Maybe a Lottery Would be Better?

Richard Dawkins likes to outrage people. He’s not the only person in the world who likes to do that, in fact it’s just barely possible that there are one or two people connected with Butterflies and Wheels who don’t mind irritating. However that may be, Dawkins has done it again.

Evil is not an entity, not a spirit, not a force to be opposed and subdued. Evil is a miscellaneous collection of nasty things that nasty people do. There are nasty people in every country, stupid people, insane people, people who should never be allowed to get anywhere near power. Just killing nasty people doesn’t help: they will be replaced. We must try to tailor our institutions, our constitutions, our electoral systems, so as to minimise the chance that such people will rise to the top…And we democracies might look to our own vaunted institutions. Are they well designed to ensure that we don’t make disastrous mistakes when we choose our own leaders? Isn’t it, indeed, just such a mistake that has led us to this terrible pass?

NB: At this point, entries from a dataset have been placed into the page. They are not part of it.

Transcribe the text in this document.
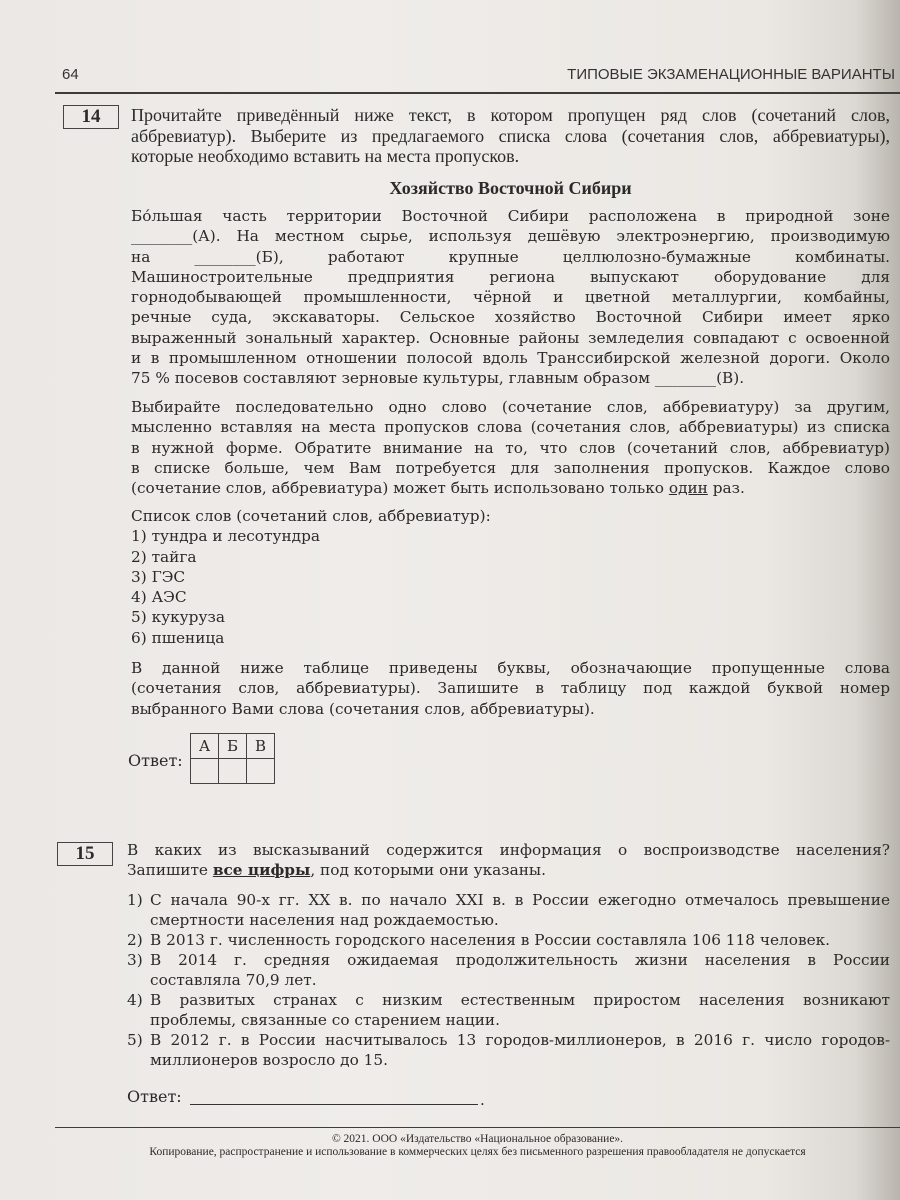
64	ТИПОВЫЕ ЭКЗАМЕНАЦИОННЫЕ ВАРИАНТЫ
14	Прочитайте приведённый ниже текст, в котором пропущен ряд слов (сочетаний слов,
аббревиатур). Выберите из предлагаемого списка слова (сочетания слов, аббревиатуры),
которые необходимо вставить на места пропусков.
Хозяйство Восточной Сибири
Бо́льшая часть территории Восточной Сибири расположена в природной зоне
________(А). На местном сырье, используя дешёвую электроэнергию, производимую
на ________(Б), работают крупные целлюлозно-бумажные комбинаты.
Машиностроительные предприятия региона выпускают оборудование для
горнодобывающей промышленности, чёрной и цветной металлургии, комбайны,
речные суда, экскаваторы. Сельское хозяйство Восточной Сибири имеет ярко
выраженный зональный характер. Основные районы земледелия совпадают с освоенной
и в промышленном отношении полосой вдоль Транссибирской железной дороги. Около
75 % посевов составляют зерновые культуры, главным образом ________(В).
Выбирайте последовательно одно слово (сочетание слов, аббревиатуру) за другим,
мысленно вставляя на места пропусков слова (сочетания слов, аббревиатуры) из списка
в нужной форме. Обратите внимание на то, что слов (сочетаний слов, аббревиатур)
в списке больше, чем Вам потребуется для заполнения пропусков. Каждое слово
(сочетание слов, аббревиатура) может быть использовано только один раз.
Список слов (сочетаний слов, аббревиатур):
1) тундра и лесотундра
2) тайга
3) ГЭС
4) АЭС
5) кукуруза
6) пшеница
В данной ниже таблице приведены буквы, обозначающие пропущенные слова
(сочетания слов, аббревиатуры). Запишите в таблицу под каждой буквой номер
выбранного Вами слова (сочетания слов, аббревиатуры).
Ответ:
А	Б	В

15	В каких из высказываний содержится информация о воспроизводстве населения?
Запишите все цифры, под которыми они указаны.
1) С начала 90-х гг. XX в. по начало XXI в. в России ежегодно отмечалось превышение
смертности населения над рождаемостью.
2) В 2013 г. численность городского населения в России составляла 106 118 человек.
3) В 2014 г. средняя ожидаемая продолжительность жизни населения в России
составляла 70,9 лет.
4) В развитых странах с низким естественным приростом населения возникают
проблемы, связанные со старением нации.
5) В 2012 г. в России насчитывалось 13 городов-миллионеров, в 2016 г. число городов-
миллионеров возросло до 15.
Ответ:	.
© 2021. ООО «Издательство «Национальное образование».
Копирование, распространение и использование в коммерческих целях без письменного разрешения правообладателя не допускается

Leaving aside what he says about the war in Iraq (because my colleague doesn’t agree with him on this point, while I think a thousand and one contradictory things), I do think he’s absolutely right about the US method of electing a president. We do keep electing shockingly embarrassingly unqualified people. I’ve often thought we ought to think about the UK system, where the parties choose the candidates and the voters choose between them. Here we choose the candidates ourselves and boy do we do a crap job of it. But then again maybe it wouldn’t help. Over there it seems to be accepted that a candidate with brains and skill and competence will be more electable than a bumbling inarticulate folksy mediocrity with ‘family values’, but here that is not the case. In the last election I heard with my own ears people rejoice at the fact that George Bush II was an ordinary guy just like the rest of us. Not, as Richard Dawkins points out, the way a CEO is chosen, so why this job? Who knows.

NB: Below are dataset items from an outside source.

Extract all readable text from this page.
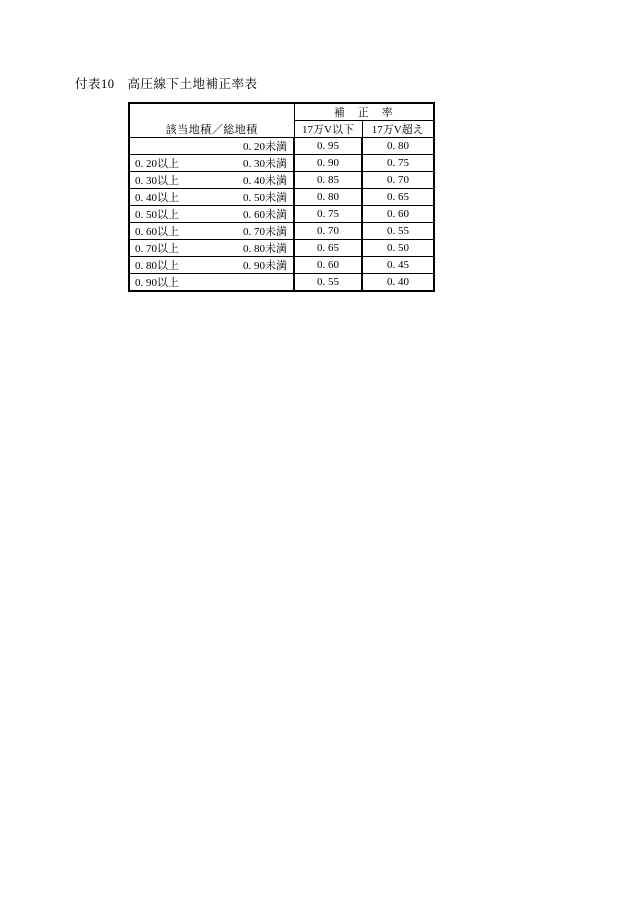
付表10　高圧線下土地補正率表
該当地積／総地積	補　正　率	
	17万V以下	17万V超え

0. 20未満	0. 95	0. 80

0. 20以上 0. 30未満	0. 90	0. 75

0. 30以上 0. 40未満	0. 85	0. 70

0. 40以上 0. 50未満	0. 80	0. 65

0. 50以上 0. 60未満	0. 75	0. 60

0. 60以上 0. 70未満	0. 70	0. 55

0. 70以上 0. 80未満	0. 65	0. 50

0. 80以上 0. 90未満	0. 60	0. 45

0. 90以上	0. 55	0. 40
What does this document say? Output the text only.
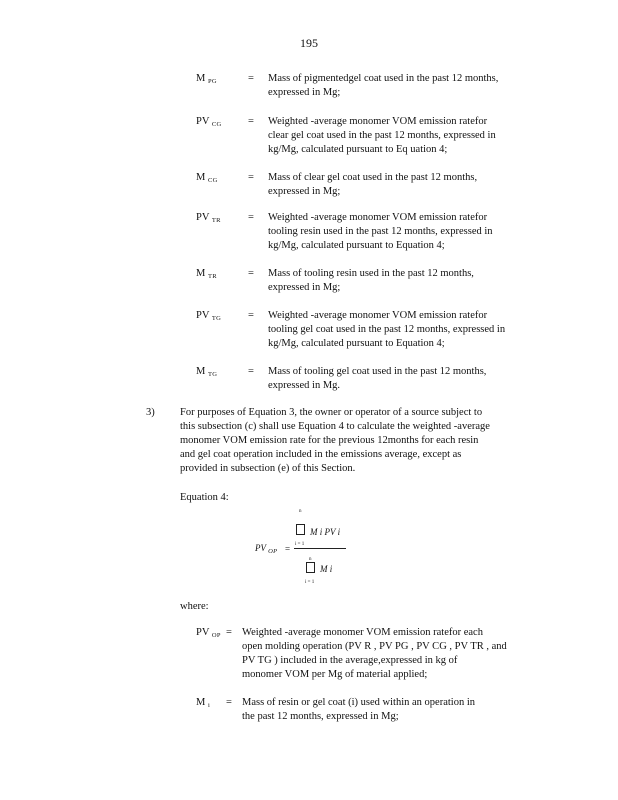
195
M $_{PG}$	= Mass of pigmentedgel coat used in the past 12 months,
expressed in Mg;
PV $_{CG}$	= Weighted -average monomer VOM emission ratefor
clear gel coat used in the past 12 months, expressed in
kg/Mg, calculated pursuant to Eq uation 4;
M $_{CG}$	= Mass of clear gel coat used in the past 12 months,
expressed in Mg;
PV $_{TR}$	= Weighted -average monomer VOM emission ratefor
tooling resin used in the past 12 months, expressed in
kg/Mg, calculated pursuant to Equation 4;
M $_{TR}$	= Mass of tooling resin used in the past 12 months,
expressed in Mg;
PV $_{TG}$	= Weighted -average monomer VOM emission ratefor
tooling gel coat used in the past 12 months, expressed in
kg/Mg, calculated pursuant to Equation 4;
M $_{TG}$	= Mass of tooling gel coat used in the past 12 months,
expressed in Mg.
3) For purposes of Equation 3, the owner or operator of a source subject to
this subsection (c) shall use Equation 4 to calculate the weighted -average
monomer VOM emission rate for the previous 12months for each resin
and gel coat operation included in the emissions average, except as
provided in subsection (e) of this Section.
Equation 4:
PV $_{OP}$ =
n
M i PV i
i = 1
n
M i
i = 1
where:
PV $_{OP}$ = Weighted -average monomer VOM emission ratefor each
open molding operation (PV R , PV PG , PV CG , PV TR , and
PV TG ) included in the average,expressed in kg of
monomer VOM per Mg of material applied;
M $_i$ = Mass of resin or gel coat (i) used within an operation in
the past 12 months, expressed in Mg;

It’s not new though. We started off this way. There was much irrelevant nonsense in the very first election, Jefferson being slagged off as a Frenchified intellectual who had children by a slave concubine (which turned out to be true, confoundingly enough). Richard Hofstadter tells of the anti-intellectualism of the Jackson-Adams elections. We elected one military ‘hero’ after another, most of them with no civilian talent at all.

And yet this, as our folksy head of state keeps reminding the world, is the world’s only superpower. So the single most powerful human on the planet is chosen by a process that mingles elements of a high school popularity contest, an ad campaign for the newest most macho SUV, and good old-fashioned backroom bribery. It is a bit of a mismatch.